What You Think
Come what may, I am a Malaysian at heart — Dharm Navaratnam
Malay Mail

AUGUST 31 — A few days ago I was at a function where a former minister was the guest of honour.  During her speech, she mentioned a lot of things, one of which was the fact that patriotism seems to flourish around August every year.  It almost gets into a frenzy and then it dies down only to get resurrected the following August.  The said ex-minister also talked about the term “tolerance” and how we as parents, leaders and teachers should teach our children “acceptance” and not tolerance.

How true that statement is.  After 57 years of independence, we still talk about tolerance and we still insist on looking at our differences based on our racial backgrounds rather than the common uniting factor. That we are Malaysians.

Two telco companies recently launched their Merdeka advertisements that were almost identical in their message.  The advertisements played on how we all refer to each other, even complete strangers, as family — Kakak, Aunty, Abang, Annai, Macha, Bro, Tai-Koh, Ah-boy, Aunty and the list goes on.  That is something quintessentially Malaysian.  I don’t see this in any other country.  So it appears that the typical Malaysian regards other Malaysians as family.  It’s really nice.

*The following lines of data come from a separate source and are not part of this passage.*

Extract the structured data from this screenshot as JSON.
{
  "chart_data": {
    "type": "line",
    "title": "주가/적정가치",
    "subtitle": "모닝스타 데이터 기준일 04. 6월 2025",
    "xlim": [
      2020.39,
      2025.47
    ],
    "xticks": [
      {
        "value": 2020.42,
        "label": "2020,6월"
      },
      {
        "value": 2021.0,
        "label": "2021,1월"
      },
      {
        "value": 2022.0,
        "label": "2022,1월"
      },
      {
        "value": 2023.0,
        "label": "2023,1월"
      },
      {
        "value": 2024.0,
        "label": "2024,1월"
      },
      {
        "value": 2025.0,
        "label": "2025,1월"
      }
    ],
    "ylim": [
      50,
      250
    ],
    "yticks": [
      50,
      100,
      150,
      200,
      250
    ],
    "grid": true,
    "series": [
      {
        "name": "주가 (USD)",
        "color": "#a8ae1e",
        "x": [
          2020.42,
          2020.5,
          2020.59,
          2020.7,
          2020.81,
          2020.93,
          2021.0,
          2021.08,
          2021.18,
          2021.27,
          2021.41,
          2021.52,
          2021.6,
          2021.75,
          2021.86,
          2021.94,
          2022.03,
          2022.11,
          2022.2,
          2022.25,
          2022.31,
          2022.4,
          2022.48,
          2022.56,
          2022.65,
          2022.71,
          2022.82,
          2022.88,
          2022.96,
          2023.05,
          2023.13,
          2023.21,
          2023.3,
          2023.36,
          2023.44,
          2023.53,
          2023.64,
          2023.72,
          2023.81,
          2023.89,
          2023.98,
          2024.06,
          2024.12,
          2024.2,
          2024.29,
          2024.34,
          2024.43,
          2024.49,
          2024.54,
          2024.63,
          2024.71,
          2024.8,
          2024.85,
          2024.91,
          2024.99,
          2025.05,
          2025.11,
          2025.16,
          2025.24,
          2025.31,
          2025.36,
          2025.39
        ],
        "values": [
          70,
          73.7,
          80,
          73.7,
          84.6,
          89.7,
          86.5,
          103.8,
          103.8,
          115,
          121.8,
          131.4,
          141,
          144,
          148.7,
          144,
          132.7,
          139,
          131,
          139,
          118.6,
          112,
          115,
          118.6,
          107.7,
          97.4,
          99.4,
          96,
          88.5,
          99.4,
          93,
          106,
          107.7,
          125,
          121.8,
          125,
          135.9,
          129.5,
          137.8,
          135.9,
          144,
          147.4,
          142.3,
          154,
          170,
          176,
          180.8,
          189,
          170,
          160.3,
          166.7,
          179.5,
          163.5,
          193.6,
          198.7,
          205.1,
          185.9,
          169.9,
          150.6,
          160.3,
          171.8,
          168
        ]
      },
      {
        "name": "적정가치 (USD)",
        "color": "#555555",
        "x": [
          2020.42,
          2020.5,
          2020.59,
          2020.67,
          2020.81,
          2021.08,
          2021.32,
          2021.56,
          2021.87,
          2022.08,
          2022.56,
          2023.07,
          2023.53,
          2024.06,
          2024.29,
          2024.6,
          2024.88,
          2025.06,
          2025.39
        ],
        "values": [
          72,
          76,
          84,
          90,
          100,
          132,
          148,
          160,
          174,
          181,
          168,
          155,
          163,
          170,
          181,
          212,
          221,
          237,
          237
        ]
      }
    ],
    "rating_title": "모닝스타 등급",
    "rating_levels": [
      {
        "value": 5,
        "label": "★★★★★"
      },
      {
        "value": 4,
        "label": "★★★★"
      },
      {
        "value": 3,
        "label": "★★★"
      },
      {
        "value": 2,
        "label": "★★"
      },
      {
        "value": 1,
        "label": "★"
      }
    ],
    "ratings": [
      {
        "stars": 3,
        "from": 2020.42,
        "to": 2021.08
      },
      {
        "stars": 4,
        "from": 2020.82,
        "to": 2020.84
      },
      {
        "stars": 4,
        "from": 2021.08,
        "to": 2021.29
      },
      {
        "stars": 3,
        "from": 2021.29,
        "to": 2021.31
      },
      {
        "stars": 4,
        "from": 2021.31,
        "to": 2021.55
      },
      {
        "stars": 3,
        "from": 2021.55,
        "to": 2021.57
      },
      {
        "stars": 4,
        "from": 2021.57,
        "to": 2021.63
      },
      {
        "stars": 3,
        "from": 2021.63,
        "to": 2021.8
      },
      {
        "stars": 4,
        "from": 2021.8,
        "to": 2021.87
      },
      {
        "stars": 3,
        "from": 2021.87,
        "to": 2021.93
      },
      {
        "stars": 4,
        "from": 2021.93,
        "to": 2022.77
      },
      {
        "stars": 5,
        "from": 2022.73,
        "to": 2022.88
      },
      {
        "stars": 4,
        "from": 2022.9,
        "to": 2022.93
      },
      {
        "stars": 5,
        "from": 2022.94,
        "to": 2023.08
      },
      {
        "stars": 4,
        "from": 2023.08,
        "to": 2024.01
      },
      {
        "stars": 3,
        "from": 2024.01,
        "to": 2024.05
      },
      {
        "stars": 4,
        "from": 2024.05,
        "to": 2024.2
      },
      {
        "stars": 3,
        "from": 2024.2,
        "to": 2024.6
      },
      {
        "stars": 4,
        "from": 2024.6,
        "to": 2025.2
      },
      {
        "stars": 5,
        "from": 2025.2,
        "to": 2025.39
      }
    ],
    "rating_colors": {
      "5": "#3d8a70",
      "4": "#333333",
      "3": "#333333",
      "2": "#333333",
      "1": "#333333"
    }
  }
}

But in reality does it seem as if this is just an appearance?  What lies on the surface so to speak?  When we look at the news each and every day, we seem to be bombarded with all that is divisive.  Racial divisiveness, religious divisiveness, even division based on our social standing.  Where were our “family values” when we decided that soup kitchens and those it fed should not be allowed to function?  I suppose as long as we call them Makcik, Poh Poh and Paati it still means we care for them as family even if we are not supposed to feed them?

Where are our family values when we have political parties championing causes based on race whilst simultaneously denigrating other races?  Where are our family values when we actually still have race-based parties that are really only interested in serving their own ethnicity.  What happened to the concept of doing what is right for the entire family and not just a favourite child?

Every second day seems to be someone or other making a power play.  Someone or other comes up with racial or religious statements that stoke tension.  Someone or the other is charged for sedition.  Is the concept of criticism so wrong that every dissenting statement is considered seditious?   Relating this back to the family, does it mean that if our children disagree with us we should lock them in their rooms?  We are even so fearful of comments made on social media that we consider banning social media altogether.  So much resource seems to be spent on making sure there is no dissent, resources that can surely be spent on better things.

It is said that values start at home.  By the same token, racism and religious extremism start at home too.  If your children are taught from a very early age to discriminate between others, be it from a racial, religious or even social perspective, then they will never learn acceptance and they will run the risk of turning out to be bigots.  If on the other hand, they are taught to accept each other for their differences and even to celebrate these differences, imagine what kind of people these children will grow up to be. 

I also believe it is our duty as citizens of this great country to speak up when we think that someone has said, or done, something wrong. It is our duty to speak up to effect change and it is also our duty to stand up and applaud when something right is done. Not speaking up is a far worse crime than speaking up for something that you believe in. And it sure beats grumbling in the coffee shop and not doing anything about it.

You may disagree with some of the things I have said.  Heck, you may disagree with everything I have said.  But therein lies the beauty of it.  You are allowed to disagree with my point of view.  At the same time it is my prerogative to say what I want.  You have the right to stand up and say what you want as well. 

So yes, even families have problems.  Things are not always smooth sailing and you get into arguments with your parents, your children, your siblings.  You don’t run away from your family and you don’t just complain about them.  You don’t run away from home and go to your neighbour’s house just because you think they have it better there. You don’t tolerate your family, you accept them for what they are.  You celebrate the good and you try to improve the bad.  You sit down and try to work things out.

And so it is with our extended family of Malaysians and so it is with our country.  Because no matter what anyone says, or may want to say, I am Malaysian.  I have a birth certificate to prove it, an identity card to prove it and a passport to prove it. But more important than these documents, I have a heart that says that I am Malaysian.  I know no other country to call my own.  I love no other country.  This is my country.  I am Malaysian.  Many Malaysians may not be stuck with this country, but Malaysia is certainly stuck with me.

Happy Merdeka!

* This is the personal opinion of the writer and does not necessarily represent the views of Malay Mail Online.